Capacitor current I decreases exponentially to zero from I0. Current is rate of change of charge ∴ is gradient of Q-t graph ∴ it decreases exponentially.

Question 24

What’s a dielectric. What does it do? Give two examples.

Answer 24

Dielectrics are electrically insulating materials that increase the ability of a parallel-plate capacitor to store charge when placed between the plates.
Eg polythene, waxed paper.

Question 25

How does it do this? ( literal simple terms)

Answer 25

Each molecule of the dielectric becomes polarised, or polar molecules rotate and align w/ the field.

Question 26

As a result more charge is stored on the plates because? (2 v.v)

Answer 26

-the positive side of the dielectric attracts more e-s from the battery to the -ve plate.
-the negative side of the dielectric pushes e-s back to the battery from the +ve plate.

Question 27

Dielectrics increase charge stored for any given p.d. across a capacitor i.e…

Answer 27

i.e. it increases the capacitance of the capacitor.

Question 28

What is relative permittivity, εr, of the dielectric substance?

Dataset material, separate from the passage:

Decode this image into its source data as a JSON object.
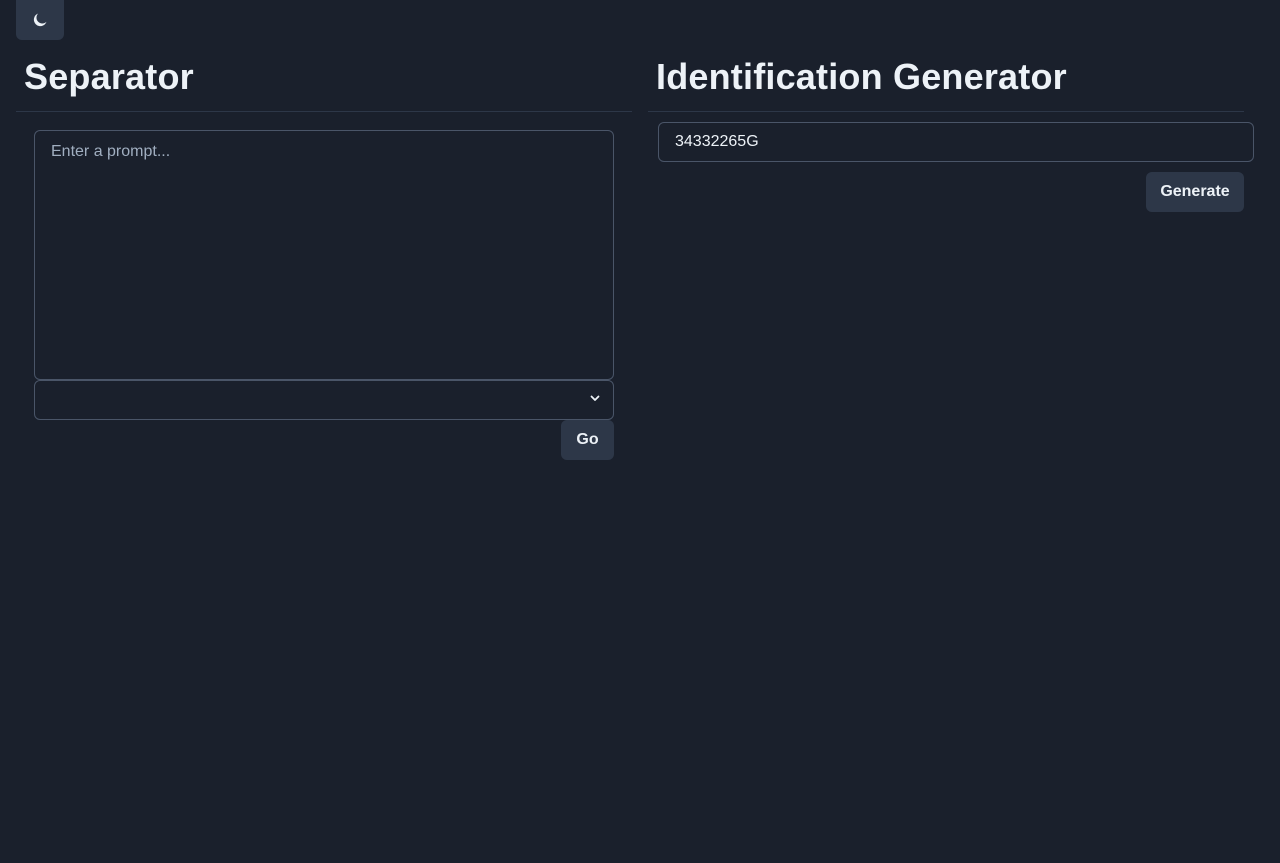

(also called dielectric constant)

Answer 28

εr = Q/Qo = charge stored by capacitor when space between parallel plates filled with dielectric / charge in capacitor when empty space.

Question 29

What is relative permittivity, εr, of the dielectric substance?

(also called dielectric constant)

Answer 29

εr = Q/Qo = charge stored by capacitor when space between parallel plates filled with dielectric / charge in capacitor when empty space.

Question 30

How can we find εr?

Answer 30

εr = I/Io = Q/Qo
current/charge w/ over current charge w/o
Constant p.d. needed (use potential divider)

Question 31

Polarisation mechanisms of dielectric (3)

Answer 31

Orientation polarisation
Ionic polarisation
Electronic polarisation

Question 32

1 - Orientation polarisation

Answer 32

Unequal sharing of e-s in covalent bond ∴ dipoles between the atoms.

Question 33

2 - Ionic polarisation

Answer 33

Ions of each bond form a dipole.

Question 34

3 - Electronic polarisation

Answer 34

Electron distribution and nucleus form a dipole.

Question 35

In an alternating electric field, polar diploes rotate and non-polar dipoles oscillate one way then the opposite way as the field strength increases and decreases. At low frequencies…

Answer 35

the 3 polarisation mechanisms alternate in phase with the field.

Question 36

As the frequency increases…

Answer 36

each mechanisms ceased to work due the inertia of the particles involved and the resistive forces that oppose the motion of the diploes.

Question 37

Therefore, as frequency increases, walk me through the order that the mechanisms decrease by:

Answer 37

Orientation decreases
Then ionic decreases
Then electronic decreases.

Question 38

The half life:

Answer 38

0.69 x RC = t1/2

Question 39

Resistance of voltmeter really high in these circuits because?

Answer 39

Capacitor mustn’t lose charge through the meter.